During Luke’s hospital stays, child life specialists stop by regularly with arts and crafts materials so that Luke can put his creative genius to work. Recent masterpieces include a Plinko board, a Skee-Ball game made out of cardboard and hot glue, and a lemonade stand that Luke assembled and set up by the nursing station.

Experiences like these make Luke extra excited about being a Dayton Children’s 2018 ambassador. “The nurses and child life people and Dr. Mueller have done so much for me that I really want to give back as much as I can,” Luke says. “I already tell people all the time how great the hospital is.”

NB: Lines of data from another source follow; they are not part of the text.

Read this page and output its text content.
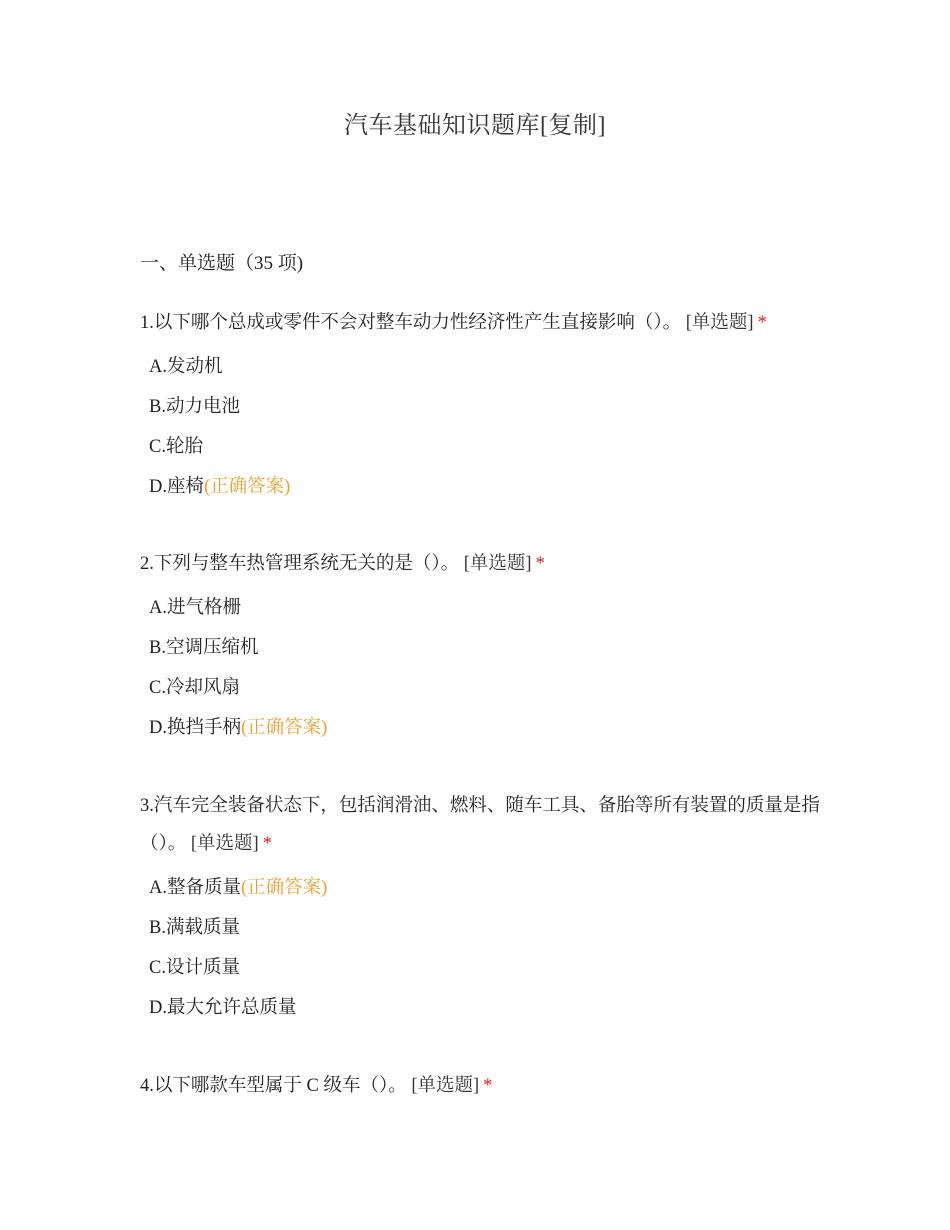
汽车基础知识题库[复制]
一、单选题（35 项)

1.以下哪个总成或零件不会对整车动力性经济性产生直接影响（）。 [单选题] *

A.发动机
B.动力电池
C.轮胎
D.座椅(正确答案)

2.下列与整车热管理系统无关的是（）。 [单选题] *

A.进气格栅
B.空调压缩机
C.冷却风扇
D.换挡手柄(正确答案)

3.汽车完全装备状态下，包括润滑油、燃料、随车工具、备胎等所有装置的质量是指（）。 [单选题] *

A.整备质量(正确答案)
B.满载质量
C.设计质量
D.最大允许总质量

4.以下哪款车型属于 C 级车（）。 [单选题] *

ready to conquer the world

Living with the reality of cystic fibrosis isn’t easy for the Bemus family, and on difficult days, they know it’s more important than ever to stay positive. “Our faith in God plays a very big role in our lives, and we trust him to take care of us,” Tammy says. “With all the adversity that Luke has faced, it amazes me that he always has a smile on his face and is ready to conquer the world. Dave and I are so proud of him. He’s an inspiration to us, the rest of our family, his friends and so many other people. Luke really is amazing!”

While a positive attitude comes naturally to Luke, he sometimes feels the weight of having cystic fibrosis. “Every so often I get down in the dumps, but then I just focus on the bright side of things,” says Luke. “They say there might be a cure for CF by 2040, and that’s in my lifetime. So I will just do my best until then.”